В данном случае произошло следующее: маятник мысли качнулся от абстрактного и одностороннего гуманизма греко-римской историографии к столь же абстрактному и одностороннему теократизму средневековой. Деятельная роль провидения в истории была признана, но признана таким образом, что человеку ничего не оставалось делать. Одним из следствий этого было, как мы видели, ошибочное убеждение историков в том, что они могут предсказывать будущее. Другим следствием было то, что, стремясь обнаружить общий план истории и веря, что этот план принадлежит богу, а не человеку, они стали заниматься поисками сущности Истории вне самой истории, пренебрегая деяниями людскими, для того чтобы открыть план божественный. Вследствие этого конкретные факты человеческой деятельности стали для них чем-то малозначительным. Они пренебрегли первой обязанностью историка — его готовностью любой ценой установить, что же произошло в действительности. Вот почему средневековая историография так слаба в смысле критического метода. Эта слабость не случайна. Она определяется не скудостью источников и материалов, находившихся в распоряжении ученых. Она зависит не от ограниченности того, что они могли делать, а от ограниченности того, что они желали делать. Они стремились не к точному и научному исследованию подлинных фактов прошлого, а к точному и научному изучению атрибутов божества, к теологии, прочно основанной на двойном фундаменте веры и разума, к теологии, позволившей бы им определять априори, что должно было произойти и что должно будет произойти в ходе исторического процесса.
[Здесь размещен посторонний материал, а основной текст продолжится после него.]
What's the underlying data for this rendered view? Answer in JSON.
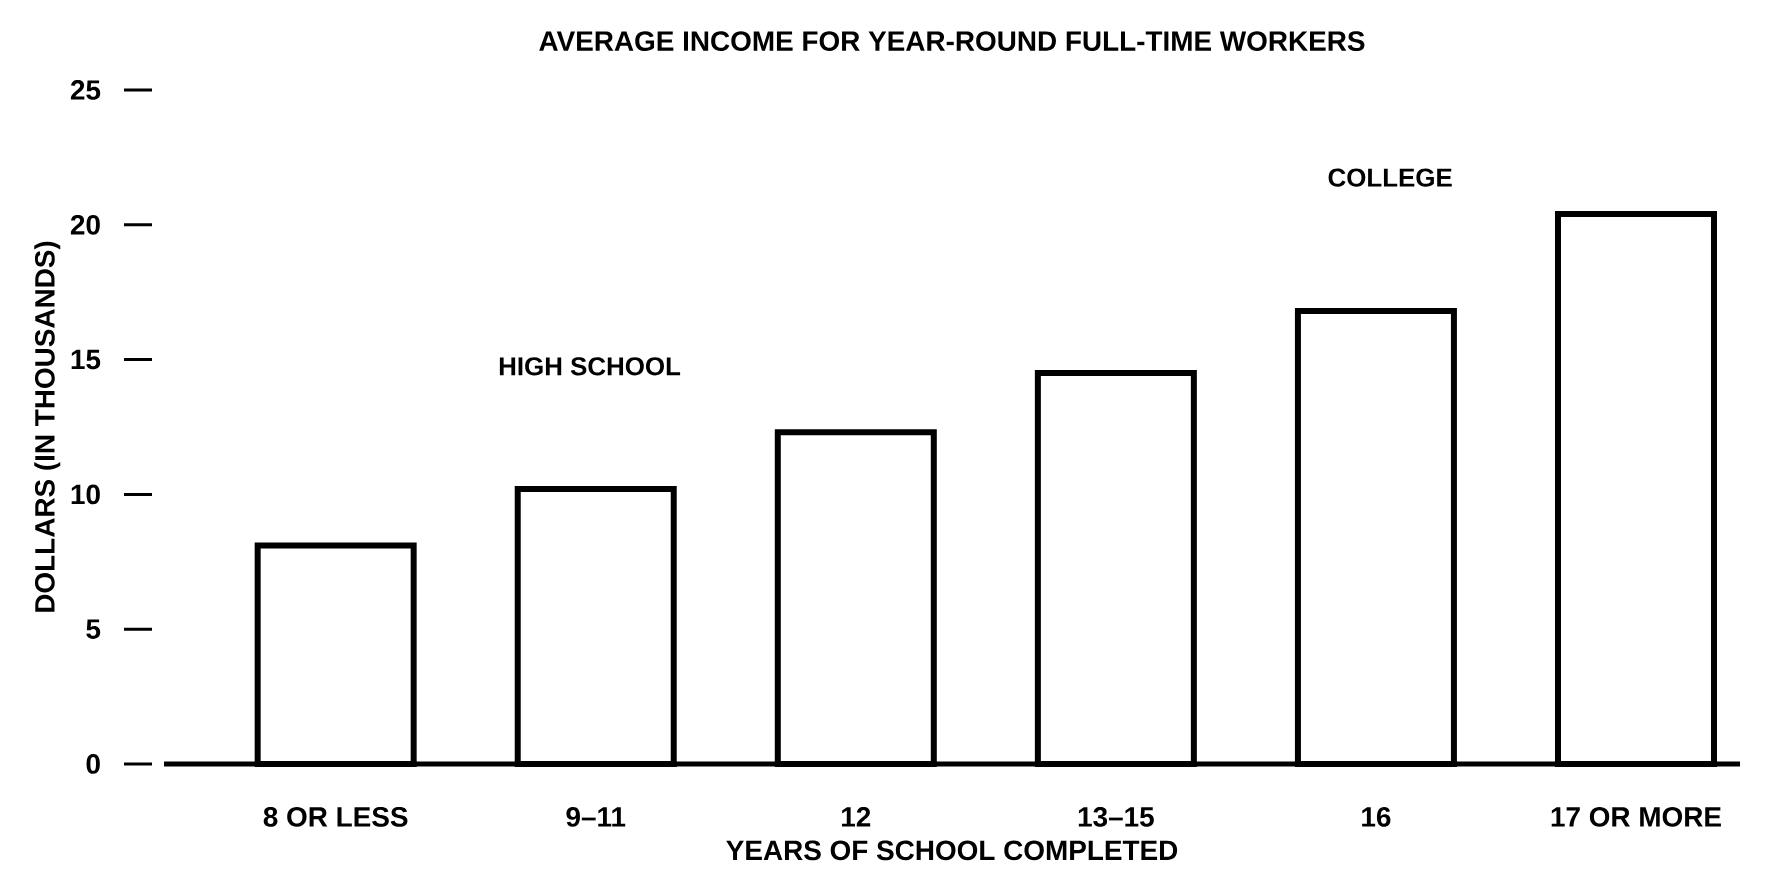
{
  "chart_data": {
    "type": "bar",
    "title": "AVERAGE INCOME FOR YEAR-ROUND FULL-TIME WORKERS",
    "xlabel": "YEARS OF SCHOOL COMPLETED",
    "ylabel": "DOLLARS  (IN THOUSANDS)",
    "categories": [
      "8 OR LESS",
      "9–11",
      "12",
      "13–15",
      "16",
      "17 OR MORE"
    ],
    "values": [
      8.1,
      10.2,
      12.3,
      14.5,
      16.8,
      20.4
    ],
    "color": "#ffffff",
    "ylim": [
      0,
      25
    ],
    "yticks": [
      0,
      5,
      10,
      15,
      20,
      25
    ],
    "annotations": [
      "HIGH SCHOOL",
      "COLLEGE"
    ]
  }
}
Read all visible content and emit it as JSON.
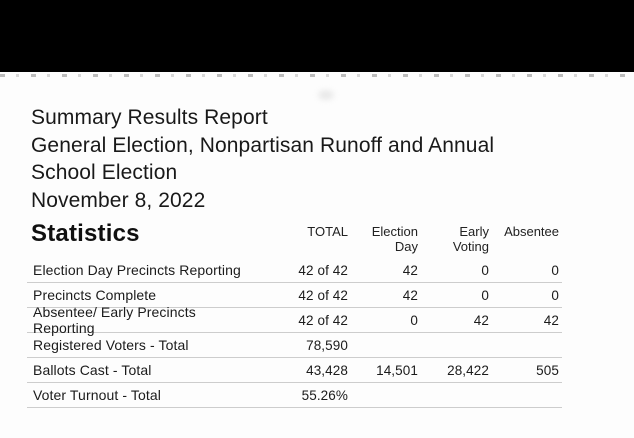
{
  "colors": {
    "top_bar": "#000000",
    "separator_line": "#cdcdcd",
    "text": "#1b1b1b"
  },
  "report": {
    "title_lines": [
      "Summary Results Report",
      "General Election, Nonpartisan Runoff and Annual",
      "School Election",
      "November 8, 2022"
    ]
  },
  "statistics": {
    "heading": "Statistics",
    "columns": [
      {
        "line1": "TOTAL",
        "line2": ""
      },
      {
        "line1": "Election",
        "line2": "Day"
      },
      {
        "line1": "Early",
        "line2": "Voting"
      },
      {
        "line1": "Absentee",
        "line2": ""
      }
    ],
    "rows": [
      {
        "label": "Election Day Precincts Reporting",
        "total": "42 of 42",
        "election_day": "42",
        "early_voting": "0",
        "absentee": "0"
      },
      {
        "label": "Precincts Complete",
        "total": "42 of 42",
        "election_day": "42",
        "early_voting": "0",
        "absentee": "0"
      },
      {
        "label": "Absentee/ Early Precincts Reporting",
        "total": "42 of 42",
        "election_day": "0",
        "early_voting": "42",
        "absentee": "42"
      },
      {
        "label": "Registered Voters - Total",
        "total": "78,590",
        "election_day": "",
        "early_voting": "",
        "absentee": ""
      },
      {
        "label": "Ballots Cast - Total",
        "total": "43,428",
        "election_day": "14,501",
        "early_voting": "28,422",
        "absentee": "505"
      },
      {
        "label": "Voter Turnout - Total",
        "total": "55.26%",
        "election_day": "",
        "early_voting": "",
        "absentee": ""
      }
    ]
  }
}
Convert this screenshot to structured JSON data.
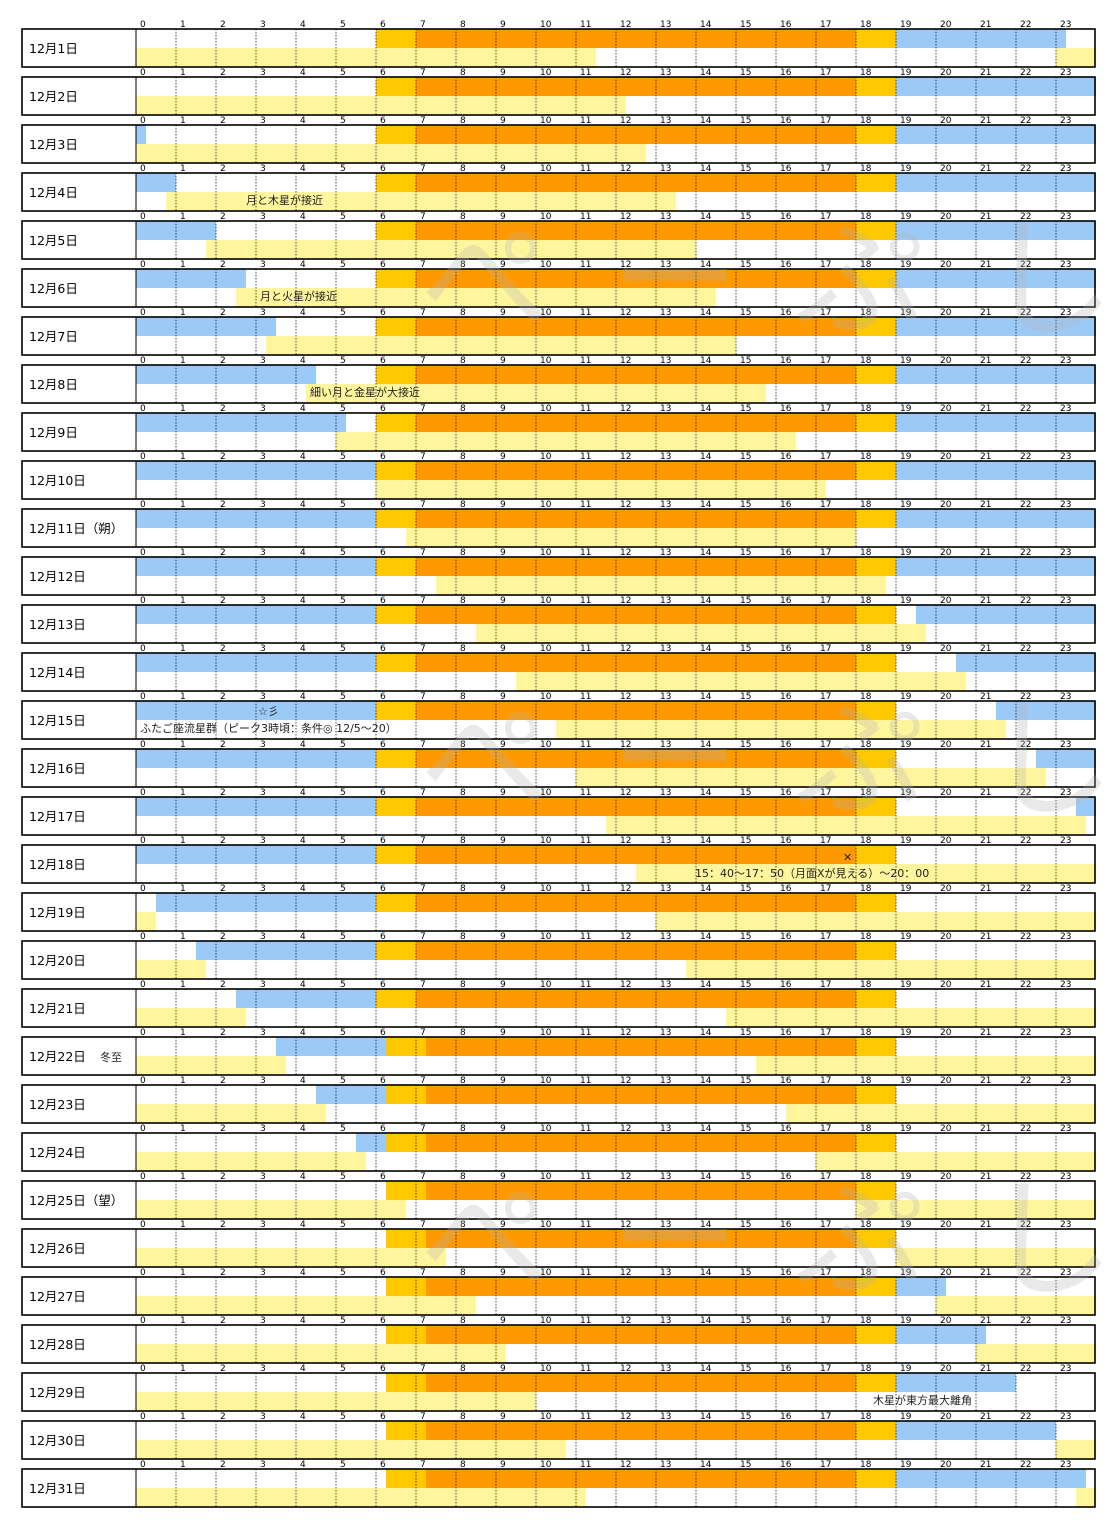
{
  "chart_data": {
    "type": "timeline",
    "hours": [
      "0",
      "1",
      "2",
      "3",
      "4",
      "5",
      "6",
      "7",
      "8",
      "9",
      "10",
      "11",
      "12",
      "13",
      "14",
      "15",
      "16",
      "17",
      "18",
      "19",
      "20",
      "21",
      "22",
      "23"
    ],
    "colors": {
      "night_sky": "#9ccaf7",
      "twilight": "#ffc800",
      "daytime": "#ff9900",
      "moon": "#fff59d",
      "grid": "#000000"
    },
    "watermark": "ぺーぷし",
    "days": [
      {
        "label": "12月1日",
        "sky": [
          [
            0,
            0
          ],
          [
            19,
            23.25
          ]
        ],
        "moon": [
          [
            0,
            11.5
          ],
          [
            23,
            24
          ]
        ]
      },
      {
        "label": "12月2日",
        "sky": [
          [
            19,
            24
          ]
        ],
        "moon": [
          [
            0,
            12.25
          ]
        ]
      },
      {
        "label": "12月3日",
        "sky": [
          [
            0,
            0.25
          ],
          [
            19,
            24
          ]
        ],
        "moon": [
          [
            0,
            12.75
          ]
        ]
      },
      {
        "label": "12月4日",
        "sky": [
          [
            0,
            1
          ],
          [
            19,
            24
          ]
        ],
        "moon": [
          [
            0.75,
            13.5
          ]
        ],
        "note": "月と木星が接近"
      },
      {
        "label": "12月5日",
        "sky": [
          [
            0,
            2
          ],
          [
            19,
            24
          ]
        ],
        "moon": [
          [
            1.75,
            14
          ]
        ]
      },
      {
        "label": "12月6日",
        "sky": [
          [
            0,
            2.75
          ],
          [
            19,
            24
          ]
        ],
        "moon": [
          [
            2.5,
            14.5
          ]
        ],
        "note": "月と火星が接近"
      },
      {
        "label": "12月7日",
        "sky": [
          [
            0,
            3.5
          ],
          [
            19,
            24
          ]
        ],
        "moon": [
          [
            3.25,
            15
          ]
        ]
      },
      {
        "label": "12月8日",
        "sky": [
          [
            0,
            4.5
          ],
          [
            19,
            24
          ]
        ],
        "moon": [
          [
            4.25,
            15.75
          ]
        ],
        "note": "細い月と金星が大接近"
      },
      {
        "label": "12月9日",
        "sky": [
          [
            0,
            5.25
          ],
          [
            19,
            24
          ]
        ],
        "moon": [
          [
            5,
            16.5
          ]
        ]
      },
      {
        "label": "12月10日",
        "sky": [
          [
            0,
            6
          ],
          [
            19,
            24
          ]
        ],
        "moon": [
          [
            6,
            17.25
          ]
        ]
      },
      {
        "label": "12月11日（朔）",
        "sky": [
          [
            0,
            6
          ],
          [
            19,
            24
          ]
        ],
        "moon": [
          [
            6.75,
            18
          ]
        ]
      },
      {
        "label": "12月12日",
        "sky": [
          [
            0,
            6
          ],
          [
            19,
            24
          ]
        ],
        "moon": [
          [
            7.5,
            18.75
          ]
        ]
      },
      {
        "label": "12月13日",
        "sky": [
          [
            0,
            6
          ],
          [
            19.5,
            24
          ]
        ],
        "moon": [
          [
            8.5,
            19.75
          ]
        ]
      },
      {
        "label": "12月14日",
        "sky": [
          [
            0,
            6
          ],
          [
            20.5,
            24
          ]
        ],
        "moon": [
          [
            9.5,
            20.75
          ]
        ]
      },
      {
        "label": "12月15日",
        "sky": [
          [
            0,
            6
          ],
          [
            21.5,
            24
          ]
        ],
        "moon": [
          [
            10.5,
            21.75
          ]
        ],
        "note": "☆彡\nふたご座流星群（ピーク3時頃：条件◎ 12/5〜20）"
      },
      {
        "label": "12月16日",
        "sky": [
          [
            0,
            6
          ],
          [
            22.5,
            24
          ]
        ],
        "moon": [
          [
            11,
            22.75
          ]
        ]
      },
      {
        "label": "12月17日",
        "sky": [
          [
            0,
            6
          ],
          [
            23.5,
            24
          ]
        ],
        "moon": [
          [
            11.75,
            23.75
          ]
        ]
      },
      {
        "label": "12月18日",
        "sky": [
          [
            0,
            6
          ]
        ],
        "moon": [
          [
            12.5,
            24
          ]
        ],
        "note": "✕\n15：40〜17：50（月面Xが見える）〜20：00"
      },
      {
        "label": "12月19日",
        "sky": [
          [
            0.5,
            6
          ]
        ],
        "moon": [
          [
            0,
            0.5
          ],
          [
            13,
            24
          ]
        ]
      },
      {
        "label": "12月20日",
        "sky": [
          [
            1.5,
            6
          ]
        ],
        "moon": [
          [
            0,
            1.75
          ],
          [
            13.75,
            24
          ]
        ]
      },
      {
        "label": "12月21日",
        "sky": [
          [
            2.5,
            6
          ]
        ],
        "moon": [
          [
            0,
            2.75
          ],
          [
            14.75,
            24
          ]
        ]
      },
      {
        "label": "12月22日",
        "note": "冬至",
        "sky": [
          [
            3.5,
            6.25
          ]
        ],
        "moon": [
          [
            0,
            3.75
          ],
          [
            15.5,
            24
          ]
        ]
      },
      {
        "label": "12月23日",
        "sky": [
          [
            4.5,
            6.25
          ]
        ],
        "moon": [
          [
            0,
            4.75
          ],
          [
            16.25,
            24
          ]
        ]
      },
      {
        "label": "12月24日",
        "sky": [
          [
            5.5,
            6.25
          ]
        ],
        "moon": [
          [
            0,
            5.75
          ],
          [
            17,
            24
          ]
        ]
      },
      {
        "label": "12月25日（望）",
        "sky": [],
        "moon": [
          [
            0,
            6.75
          ],
          [
            18,
            24
          ]
        ]
      },
      {
        "label": "12月26日",
        "sky": [],
        "moon": [
          [
            0,
            7.75
          ],
          [
            19,
            24
          ]
        ]
      },
      {
        "label": "12月27日",
        "sky": [
          [
            19,
            20.25
          ]
        ],
        "moon": [
          [
            0,
            8.5
          ],
          [
            20,
            24
          ]
        ]
      },
      {
        "label": "12月28日",
        "sky": [
          [
            19,
            21.25
          ]
        ],
        "moon": [
          [
            0,
            9.25
          ],
          [
            21,
            24
          ]
        ]
      },
      {
        "label": "12月29日",
        "sky": [
          [
            19,
            22
          ]
        ],
        "moon": [
          [
            0,
            10
          ]
        ],
        "note": "木星が東方最大離角"
      },
      {
        "label": "12月30日",
        "sky": [
          [
            19,
            23
          ]
        ],
        "moon": [
          [
            0,
            10.75
          ],
          [
            23,
            24
          ]
        ]
      },
      {
        "label": "12月31日",
        "sky": [
          [
            19,
            23.75
          ]
        ],
        "moon": [
          [
            0,
            11.25
          ],
          [
            23.5,
            24
          ]
        ]
      }
    ]
  }
}
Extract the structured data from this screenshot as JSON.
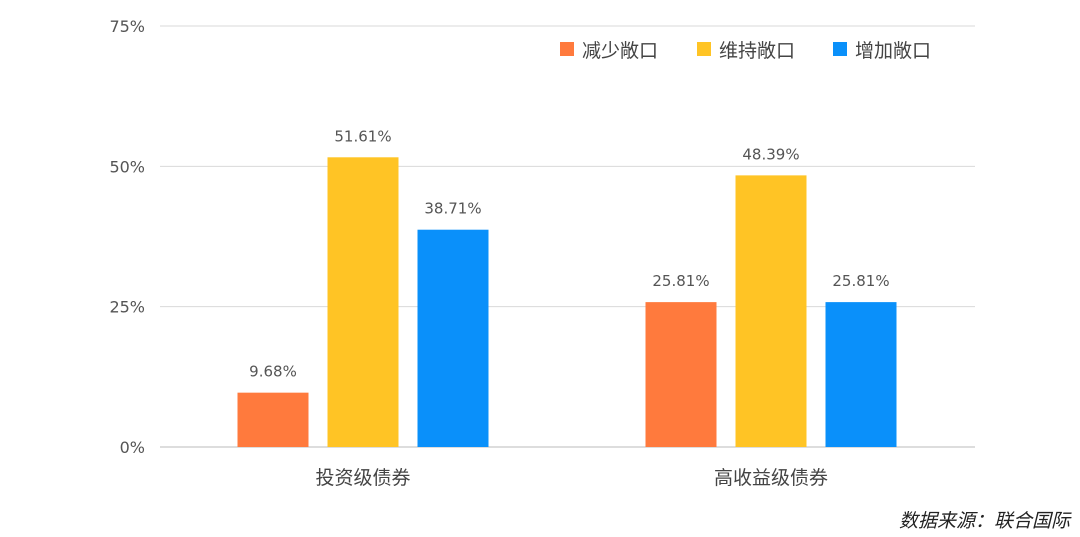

Все это обусловило то, что в глазах ученого-историка того типа, который не заботится ни о чем другом, кроме точности в передаче фактов, средневековая историография не просто неудовлетворительна, но преднамеренно и отталкивающе ложная. Историки девятнадцатого столетия, которые, как правило, и занимали именно такую чисто академическую позицию в своем отношении К природе истории, воспринимали эту историографию с крайней антипатией. Сегодня же, когда мы менее одержимы требованием критической точности и больше заинтересованы в интерпретации фактов, мы можем смотреть на нее более дружелюбными глазами. Мы столь далеко зашли на пути, возвращающем нас к средневековой точке зрения на историю, что возникновение и падение наций и цивилизаций является для нас результатом действия, какого-нибудь закона, закона, имеющего мало общего с намерениями и целями людей, составлявших эти нации и цивилизации. И не так уж плохо, по-видимому, мы сейчас относимся к теориям, которые утверждают, что крупномасштабные исторические изменения обязаны своим происхождением диалектике особого рода, действующей объективно и формирующей исторический процесс в соответствии с необходимостью, не зависящей от человеческой воли.
Все это несколько сближает нас со средневековыми историками, и, если мы хотим избежать ошибок, свойственных идеям этого рода, изучение средневековой историографии полезно для нас потому, что оно показывает, как антитеза между объективной необходимостью и субъективной волей ведет к пренебрежению исторической точностью, к ненаучному легковерию и к слепому принятию традиции. У средневекового историка были все основания для ненаучности, понятой в этом смысле: в то время никто еще не открыл, как критиковать источники и устанавливать факты научным образом. Все это сделала историческая мысль тех веков, которые последовали за средневековьем. Для нас же сейчас, когда эта работа уже проделана, нет извинений. И если бы мы пошли назад, к средневековой концепции истории со всеми ее ошибками, то тем самым мы бы продемонстрировали и ускорили то падение цивилизации, которое, может быть, и преждевременно, уже сейчас провозглашают некоторые историки.